AAA Editor Notes
Red Rock Canyon National Conservation Area is about 16 mi. w. on Charleston Blvd. (SR 159) from jct. I-15 exit 41; follow signs to the visitor center. Even the drive to this 197,000-acre conservation area is spectacular, leaving behind the Strip's neon glitter for stark desert landscapes. The varied terrain encompasses sandstone hills, ravines, canyons and rugged peaks. Ponderosa pine, creosote bush, Joshua tree and many types of cactus plants are among the native flora; wildlife includes cactus wren, red-tailed hawks and bighorn sheep.
Casual sightseers can experience Red Rock Canyon by traveling the 13-mile scenic drive, which branches off SR 159 and is one way for both vehicles and cyclists. Hiking trails are accessible from designated parking lots. More than 30 hiking and multiuse trails lead you to iconic desert views, some through canyons, and if you're here in the right season you may spot a waterfall or tinaja.
The Moenkopi Loop, a 2-mile trail that begins at the visitor center, is an easy hike up to a lookout point.
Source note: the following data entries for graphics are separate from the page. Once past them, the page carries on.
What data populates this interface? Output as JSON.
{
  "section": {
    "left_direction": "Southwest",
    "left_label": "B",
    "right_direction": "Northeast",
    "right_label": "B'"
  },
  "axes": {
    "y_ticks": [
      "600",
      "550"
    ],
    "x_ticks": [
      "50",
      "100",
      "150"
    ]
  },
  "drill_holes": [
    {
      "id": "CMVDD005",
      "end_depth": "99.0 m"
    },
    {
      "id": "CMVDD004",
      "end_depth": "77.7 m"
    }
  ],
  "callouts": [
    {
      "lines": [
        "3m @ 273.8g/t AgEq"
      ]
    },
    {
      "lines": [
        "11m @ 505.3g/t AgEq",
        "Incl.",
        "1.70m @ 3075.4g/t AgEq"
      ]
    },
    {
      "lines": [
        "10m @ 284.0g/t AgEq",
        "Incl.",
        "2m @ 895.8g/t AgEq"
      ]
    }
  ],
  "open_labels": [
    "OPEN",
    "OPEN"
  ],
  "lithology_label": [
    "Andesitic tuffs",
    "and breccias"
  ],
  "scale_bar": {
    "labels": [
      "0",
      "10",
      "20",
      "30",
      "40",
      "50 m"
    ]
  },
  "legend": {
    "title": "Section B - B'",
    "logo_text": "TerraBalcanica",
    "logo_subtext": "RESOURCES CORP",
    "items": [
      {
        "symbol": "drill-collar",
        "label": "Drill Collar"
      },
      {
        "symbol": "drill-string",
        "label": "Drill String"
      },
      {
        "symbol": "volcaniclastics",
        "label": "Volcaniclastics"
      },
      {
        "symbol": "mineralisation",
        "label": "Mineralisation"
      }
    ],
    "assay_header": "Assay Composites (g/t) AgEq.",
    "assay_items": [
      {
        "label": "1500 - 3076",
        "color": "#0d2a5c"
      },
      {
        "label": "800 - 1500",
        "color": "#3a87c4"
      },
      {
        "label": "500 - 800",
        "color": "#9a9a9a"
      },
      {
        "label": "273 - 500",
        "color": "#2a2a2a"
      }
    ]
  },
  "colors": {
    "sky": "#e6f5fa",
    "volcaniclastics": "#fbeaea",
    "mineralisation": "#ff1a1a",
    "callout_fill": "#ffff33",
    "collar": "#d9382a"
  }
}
But most visitors head for the Calico Hills, the park's main red rock formations, where a hiking trail runs along the base of the rocks. Another popular hike is the Calico Tanks Trail (2.5 miles round-trip). This moderately strenuous trek skirts some nice red and white sandstone formations before heading up into a pretty side canyon, where lots of big rocks offer opportunities for a little off-trail scrambling and exploring.
The visitor center has a display of Native American rock art and a video slide show about the growth of Las Vegas over the past century. Chat with a volunteer at the information desk. Hands-on outdoor exhibits offer a crash course on the park's natural features.
Note: Red Rock Canyon can get very crowded from fall through spring, especially on weekends; visit mid-week or get an early start if you prefer a little more solitude.
Pets on leash are allowed. Camping is permitted. Picnicking is permitted. Time: Allow 2 hours minimum.